TypeScript Implementation

import 'dotenv/config'; // Load .env file
import { ChatOpenAI } from '@langchain/openai';
import { ChatPromptTemplate, SystemMessagePromptTemplate, HumanMessagePromptTemplate } from '@langchain/core/prompts';
import { BaseMessage } from '@langchain/core/messages';

// 1. Ensure OPENAI_API_KEY environment variable is set
if (!process.env.OPENAI_API_KEY) {
  console.error("OPENAI_API_KEY is not set in environment variables.");
  process.exit(1);
}

// 2. Initialize ChatModel
// The modelName here corresponds to the model parameter in Python
const llm = new ChatOpenAI({
  modelName: "gpt-3.5-turbo",
  temperature: 0.7, // Controls the model's creativity
});

// 3. Define Prompt Template
const customerServiceTemplate = ChatPromptTemplate.fromMessages([
  // SystemMessagePromptTemplate is used to set the AI's role and global behavior
  SystemMessagePromptTemplate.fromTemplate(
    "You are a friendly, professional, and helpful smart customer service assistant. Your goal is to answer user questions clearly and accurately, and provide useful information as much as possible. Please remain polite and patient."
  ),
  // HumanMessagePromptTemplate is used to receive user input
  HumanMessagePromptTemplate.fromTemplate(
    "The user's question is: {user_question}"
  ),
]);

// 4. Combine Prompt Template and LLM
// In TypeScript, we can use the .pipe() method for chain invocation, similar to Python
// Or directly await prompt.formatMessages(input) and then await llm.invoke(messages)
const customerServiceChain = customerServiceTemplate.pipe(llm);

// 5. Simulate user questions and get replies
async function runCustomerServiceDemo() {
  console.log("--- Smart Customer Service Assistant Started ---");

  // Scenario 1: Common question
  const userQuery1 = "What is your refund policy?";
  console.log(`\nUser: ${userQuery1}`);
  const response1 = await customerServiceChain.invoke({ user_question: userQuery1 });
  console.log(`Customer Service Assistant: ${response1.content}`);
  // Expected output: A general answer about the refund policy, with a professional tone.

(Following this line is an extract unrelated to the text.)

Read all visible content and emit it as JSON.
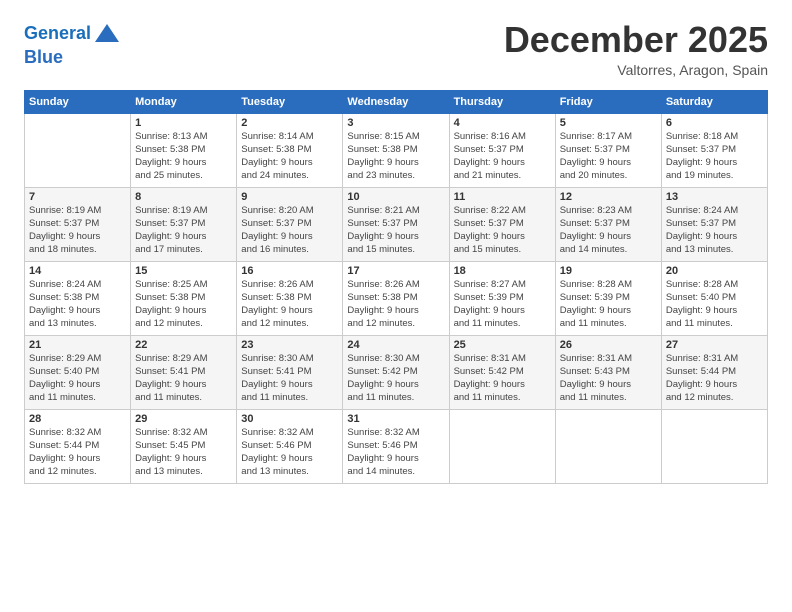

  // Scenario 2: Seeking help
  const userQuery2 = "My order number is #12345, how can I check the shipping progress?";
  console.log(`\nUser: ${userQuery2}`);
  const response2 = await customerServiceChain.invoke({ user_question: userQuery2 });
  console.log(`Customer Service Assistant: ${response2.content}`);
  // Expected output: Guides the user on how to check shipping, and may prompt for more information.

  // Scenario 3: Simple greeting
  const userQuery3 = "Hello, who are you?";
  console.log(`\nUser: ${userQuery3}`);
  const response3 = await customerServiceChain.invoke({ user_question: userQuery3 });
  console.log(`Customer Service Assistant: ${response3.content}`);
  // Expected output: Introduces itself as a smart customer service assistant and asks what the user needs.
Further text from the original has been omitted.